It was 1949. Winter had arrived early that year. Already well over a foot of snow covered the ground and it was only December.
Inside the small house, the potbellied wood stove in the kitchen and oil heater in the dining room struggled to keep everyone warm. At night, my brother and I almost could not be seen because of the pile of blankets on our bed.
My parents were worried about getting us gifts for Christmas. A problem with the car had resulted in Dad having to take it to a repair shop. In order to pay for the work, part of the money that was being saved for Christmas had to be used.

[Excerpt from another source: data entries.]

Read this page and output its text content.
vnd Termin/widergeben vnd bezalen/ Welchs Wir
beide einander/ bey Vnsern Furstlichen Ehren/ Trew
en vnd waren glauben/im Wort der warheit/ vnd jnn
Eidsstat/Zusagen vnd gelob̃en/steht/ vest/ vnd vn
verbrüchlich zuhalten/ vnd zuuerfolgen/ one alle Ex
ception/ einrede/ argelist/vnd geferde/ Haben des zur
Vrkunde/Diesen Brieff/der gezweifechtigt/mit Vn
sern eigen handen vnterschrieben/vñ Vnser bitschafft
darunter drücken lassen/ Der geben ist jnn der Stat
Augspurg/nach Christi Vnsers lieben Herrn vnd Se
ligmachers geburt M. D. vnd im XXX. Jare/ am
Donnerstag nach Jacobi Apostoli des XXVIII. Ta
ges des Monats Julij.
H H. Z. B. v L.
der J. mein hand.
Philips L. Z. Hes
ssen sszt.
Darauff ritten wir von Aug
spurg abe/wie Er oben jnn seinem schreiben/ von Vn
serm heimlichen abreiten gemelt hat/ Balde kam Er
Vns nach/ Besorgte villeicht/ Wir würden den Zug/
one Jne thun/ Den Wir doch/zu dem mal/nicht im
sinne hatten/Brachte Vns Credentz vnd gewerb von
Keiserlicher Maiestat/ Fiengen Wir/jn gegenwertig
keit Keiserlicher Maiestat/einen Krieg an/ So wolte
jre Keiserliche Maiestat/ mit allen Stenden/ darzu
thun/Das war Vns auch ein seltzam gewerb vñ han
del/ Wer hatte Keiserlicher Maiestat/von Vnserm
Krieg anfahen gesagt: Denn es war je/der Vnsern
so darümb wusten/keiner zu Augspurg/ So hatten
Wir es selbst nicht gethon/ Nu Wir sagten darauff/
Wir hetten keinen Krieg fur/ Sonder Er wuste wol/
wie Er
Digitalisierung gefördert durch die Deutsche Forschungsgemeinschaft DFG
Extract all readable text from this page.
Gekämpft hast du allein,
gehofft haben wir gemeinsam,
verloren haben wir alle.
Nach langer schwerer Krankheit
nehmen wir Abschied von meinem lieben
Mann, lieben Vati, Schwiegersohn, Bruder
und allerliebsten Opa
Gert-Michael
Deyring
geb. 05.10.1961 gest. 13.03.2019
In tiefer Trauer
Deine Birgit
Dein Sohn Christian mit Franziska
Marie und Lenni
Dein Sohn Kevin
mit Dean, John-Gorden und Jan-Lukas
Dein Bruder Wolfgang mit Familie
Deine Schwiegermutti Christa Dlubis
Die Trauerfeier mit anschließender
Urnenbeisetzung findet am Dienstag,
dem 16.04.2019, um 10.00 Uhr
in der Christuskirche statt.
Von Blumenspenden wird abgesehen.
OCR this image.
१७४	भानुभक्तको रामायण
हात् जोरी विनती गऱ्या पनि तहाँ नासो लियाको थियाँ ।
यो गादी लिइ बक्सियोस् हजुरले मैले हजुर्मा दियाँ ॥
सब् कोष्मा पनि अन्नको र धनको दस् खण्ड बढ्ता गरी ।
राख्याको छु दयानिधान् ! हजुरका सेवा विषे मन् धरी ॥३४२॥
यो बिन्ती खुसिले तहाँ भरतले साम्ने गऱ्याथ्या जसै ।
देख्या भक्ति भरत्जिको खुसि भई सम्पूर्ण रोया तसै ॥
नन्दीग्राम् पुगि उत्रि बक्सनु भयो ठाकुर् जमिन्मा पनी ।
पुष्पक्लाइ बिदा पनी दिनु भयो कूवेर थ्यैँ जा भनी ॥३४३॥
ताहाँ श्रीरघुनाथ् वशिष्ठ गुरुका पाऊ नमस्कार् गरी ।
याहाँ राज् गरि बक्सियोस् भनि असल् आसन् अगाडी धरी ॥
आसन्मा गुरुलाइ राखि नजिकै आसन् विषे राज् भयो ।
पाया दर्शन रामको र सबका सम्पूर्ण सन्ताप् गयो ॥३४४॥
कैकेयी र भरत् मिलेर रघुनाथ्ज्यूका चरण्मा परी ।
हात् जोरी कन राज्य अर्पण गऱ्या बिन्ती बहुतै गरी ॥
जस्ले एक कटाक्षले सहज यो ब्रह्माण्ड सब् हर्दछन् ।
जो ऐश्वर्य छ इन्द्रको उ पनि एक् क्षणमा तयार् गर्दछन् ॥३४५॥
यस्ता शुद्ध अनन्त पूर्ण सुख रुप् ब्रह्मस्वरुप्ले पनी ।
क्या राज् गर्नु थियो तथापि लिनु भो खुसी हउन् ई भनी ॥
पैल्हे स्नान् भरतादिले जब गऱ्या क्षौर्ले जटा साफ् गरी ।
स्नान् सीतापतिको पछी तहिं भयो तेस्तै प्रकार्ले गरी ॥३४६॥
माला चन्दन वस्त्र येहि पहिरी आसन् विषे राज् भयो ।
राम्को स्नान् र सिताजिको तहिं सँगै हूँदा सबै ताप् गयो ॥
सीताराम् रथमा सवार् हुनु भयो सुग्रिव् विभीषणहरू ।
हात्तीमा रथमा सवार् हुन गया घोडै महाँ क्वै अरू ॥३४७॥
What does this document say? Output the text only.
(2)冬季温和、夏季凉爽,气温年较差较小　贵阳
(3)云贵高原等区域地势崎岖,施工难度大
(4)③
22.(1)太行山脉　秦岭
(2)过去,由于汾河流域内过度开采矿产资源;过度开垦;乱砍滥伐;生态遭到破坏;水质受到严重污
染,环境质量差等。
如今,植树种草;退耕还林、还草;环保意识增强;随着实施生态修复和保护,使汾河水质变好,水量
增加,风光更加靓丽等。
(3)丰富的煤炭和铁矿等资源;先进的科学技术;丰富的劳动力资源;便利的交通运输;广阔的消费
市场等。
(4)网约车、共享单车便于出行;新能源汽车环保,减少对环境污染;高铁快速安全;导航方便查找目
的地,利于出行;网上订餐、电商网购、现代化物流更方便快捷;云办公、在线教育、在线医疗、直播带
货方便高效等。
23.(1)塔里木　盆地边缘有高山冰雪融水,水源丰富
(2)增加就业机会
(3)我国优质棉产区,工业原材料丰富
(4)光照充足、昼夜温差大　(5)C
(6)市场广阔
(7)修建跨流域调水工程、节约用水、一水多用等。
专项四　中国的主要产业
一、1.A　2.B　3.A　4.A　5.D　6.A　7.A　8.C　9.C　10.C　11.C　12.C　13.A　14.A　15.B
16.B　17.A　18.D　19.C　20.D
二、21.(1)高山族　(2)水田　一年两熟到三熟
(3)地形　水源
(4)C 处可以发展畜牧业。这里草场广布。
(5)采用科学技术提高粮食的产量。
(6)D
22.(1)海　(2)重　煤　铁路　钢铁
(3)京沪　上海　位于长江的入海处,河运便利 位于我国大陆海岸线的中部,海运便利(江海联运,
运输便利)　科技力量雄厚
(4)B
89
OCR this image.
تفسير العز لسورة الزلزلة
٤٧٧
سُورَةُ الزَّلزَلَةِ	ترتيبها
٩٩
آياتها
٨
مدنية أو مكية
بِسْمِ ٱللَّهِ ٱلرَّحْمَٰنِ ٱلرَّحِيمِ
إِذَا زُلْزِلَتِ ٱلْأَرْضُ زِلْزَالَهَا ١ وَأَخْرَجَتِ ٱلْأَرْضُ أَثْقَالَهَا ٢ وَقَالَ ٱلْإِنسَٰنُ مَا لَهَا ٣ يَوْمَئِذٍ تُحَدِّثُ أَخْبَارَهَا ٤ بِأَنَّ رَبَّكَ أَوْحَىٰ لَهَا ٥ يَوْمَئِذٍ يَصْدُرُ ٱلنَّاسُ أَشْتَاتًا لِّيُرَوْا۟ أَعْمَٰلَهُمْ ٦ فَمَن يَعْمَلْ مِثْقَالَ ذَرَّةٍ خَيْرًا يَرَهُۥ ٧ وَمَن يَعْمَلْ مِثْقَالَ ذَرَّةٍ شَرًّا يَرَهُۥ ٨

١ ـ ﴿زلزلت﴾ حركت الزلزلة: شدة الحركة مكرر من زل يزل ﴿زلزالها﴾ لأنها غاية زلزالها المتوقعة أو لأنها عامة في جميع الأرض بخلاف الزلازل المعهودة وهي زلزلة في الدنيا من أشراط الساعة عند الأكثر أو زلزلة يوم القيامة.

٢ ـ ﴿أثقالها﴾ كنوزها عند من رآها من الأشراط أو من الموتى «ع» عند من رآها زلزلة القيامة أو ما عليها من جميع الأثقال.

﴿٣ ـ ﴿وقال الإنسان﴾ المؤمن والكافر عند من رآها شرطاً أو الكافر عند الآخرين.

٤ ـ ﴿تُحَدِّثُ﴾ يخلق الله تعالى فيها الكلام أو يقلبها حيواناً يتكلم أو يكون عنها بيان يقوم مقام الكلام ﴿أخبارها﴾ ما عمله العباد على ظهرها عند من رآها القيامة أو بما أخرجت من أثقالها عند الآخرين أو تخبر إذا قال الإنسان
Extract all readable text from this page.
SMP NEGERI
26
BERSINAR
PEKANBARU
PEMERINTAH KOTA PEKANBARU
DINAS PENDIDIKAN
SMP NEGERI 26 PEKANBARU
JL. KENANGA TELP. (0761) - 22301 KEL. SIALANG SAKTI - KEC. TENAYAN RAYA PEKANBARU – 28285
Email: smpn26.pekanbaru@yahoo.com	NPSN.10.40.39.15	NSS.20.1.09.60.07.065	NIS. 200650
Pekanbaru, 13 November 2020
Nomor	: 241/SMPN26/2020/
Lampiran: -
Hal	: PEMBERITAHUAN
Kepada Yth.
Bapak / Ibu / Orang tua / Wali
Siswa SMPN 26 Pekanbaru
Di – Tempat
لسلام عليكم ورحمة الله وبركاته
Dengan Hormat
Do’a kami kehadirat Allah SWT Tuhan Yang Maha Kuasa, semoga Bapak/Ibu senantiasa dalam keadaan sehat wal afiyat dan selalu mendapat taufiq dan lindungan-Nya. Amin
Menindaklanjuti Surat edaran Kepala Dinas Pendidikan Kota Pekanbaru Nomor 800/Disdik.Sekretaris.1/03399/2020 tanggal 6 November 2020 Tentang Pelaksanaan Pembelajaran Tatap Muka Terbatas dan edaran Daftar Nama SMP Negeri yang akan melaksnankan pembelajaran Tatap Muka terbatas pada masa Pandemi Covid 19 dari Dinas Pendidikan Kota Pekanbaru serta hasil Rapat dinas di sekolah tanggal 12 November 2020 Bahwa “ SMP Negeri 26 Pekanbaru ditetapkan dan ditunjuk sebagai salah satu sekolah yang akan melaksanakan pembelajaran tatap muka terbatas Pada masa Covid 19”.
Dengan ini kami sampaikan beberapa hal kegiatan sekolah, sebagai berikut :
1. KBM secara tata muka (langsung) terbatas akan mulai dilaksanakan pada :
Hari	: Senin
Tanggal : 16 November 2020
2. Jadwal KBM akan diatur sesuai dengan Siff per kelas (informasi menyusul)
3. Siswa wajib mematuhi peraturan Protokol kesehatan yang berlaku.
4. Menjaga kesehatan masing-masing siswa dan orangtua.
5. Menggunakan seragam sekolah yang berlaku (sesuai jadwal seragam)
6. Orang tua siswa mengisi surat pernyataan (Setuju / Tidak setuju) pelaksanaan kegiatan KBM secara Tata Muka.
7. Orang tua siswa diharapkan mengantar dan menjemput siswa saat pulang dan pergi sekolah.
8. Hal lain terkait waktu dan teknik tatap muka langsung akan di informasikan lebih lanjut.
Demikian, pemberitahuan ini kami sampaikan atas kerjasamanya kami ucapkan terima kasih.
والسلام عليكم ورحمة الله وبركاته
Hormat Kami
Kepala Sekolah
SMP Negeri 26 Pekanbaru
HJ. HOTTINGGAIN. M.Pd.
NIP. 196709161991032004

Now Christmas was right around the corner. Mom and Dad wanted to get some toys and new clothes for me and my brother and some cigars and a new shirt for my grandfather — my mother’s father — who lived with us. But it didn’t seem like that would be possible.
Over the next week or so, Mom was busy doing a lot of baking and making candy. We always looked forward to having such treats as rich chocolate fudge and lighter than air divinity on Christmas Day. Added to that were the cookies, the traditional nut roll made from a sweet dough and walnuts, cinnamon rolls, and pies.
Mom and Dad had purchased a small tree for us to decorate. It stood in the corner of the dining room and my brother and I would sit for long periods of time watching the bubble lights. We were so excited! Christmas was only a couple of days away!
The day before Christmas, Grandpa asked Dad to take him uptown and drop him off at one of the stores. He told Dad he would be ready to go back home in a couple of hours.
Christmas morning arrived. My brother and I were up before daylight, of course. We quietly went out to the dining room and saw several brightly wrapped packages. There was one for each of us that had a label on it saying it was from Santa. Just then our parents and grandfather came into the living room and said we could open our presents. However, we decided to look in our stockings first. There we discovered an orange, a pack of gum, some fudge and divinity, some hard Christmas candy, and cookies. Naturally Mom denied putting the candy and cookies in the stockings.
Opening our presents, I found a doll — a Toni doll — in a frilly dress. According to the little paper accompanying the doll, there was enough hair on its head to make seven pairs of women’s nylon stockings. A second package held finger paints and paper.
My brother yelled with pleasure when he unwrapped a long red ladder fire truck. His other present of a new pair of jeans took second place.
Grandpa smiled when he saw he’d gotten cigars and a new shirt.
I don’t remember what my parents gave each other but I’m sure whatever it was they were happy with their gifts.
The rest of the day my brother and I played with our new toys.
As we looked around at our parents and grandpa, we saw their smiles. My brother and I thought we had received wonderful gifts. I painted a picture for my Mom and Dad and one for my Grandpa. All through the day, my brother and I nibbled on the goodies we’d found in our stockings.
Years later Mom told me that Grandpa had apparently heard her and Dad talking about no money for gifts one night after they thought he was asleep. She said he had bought the toys for us because he didn’t want us to wake up on Christmas morning and not find anything under the tree that was fun.
It wasn’t until I had children of my own that I realized what my parents and grandfather had given up so my brother and I would have presents under the Christmas tree.
What I remember the most about that Christmas long ago, is how happy we all were.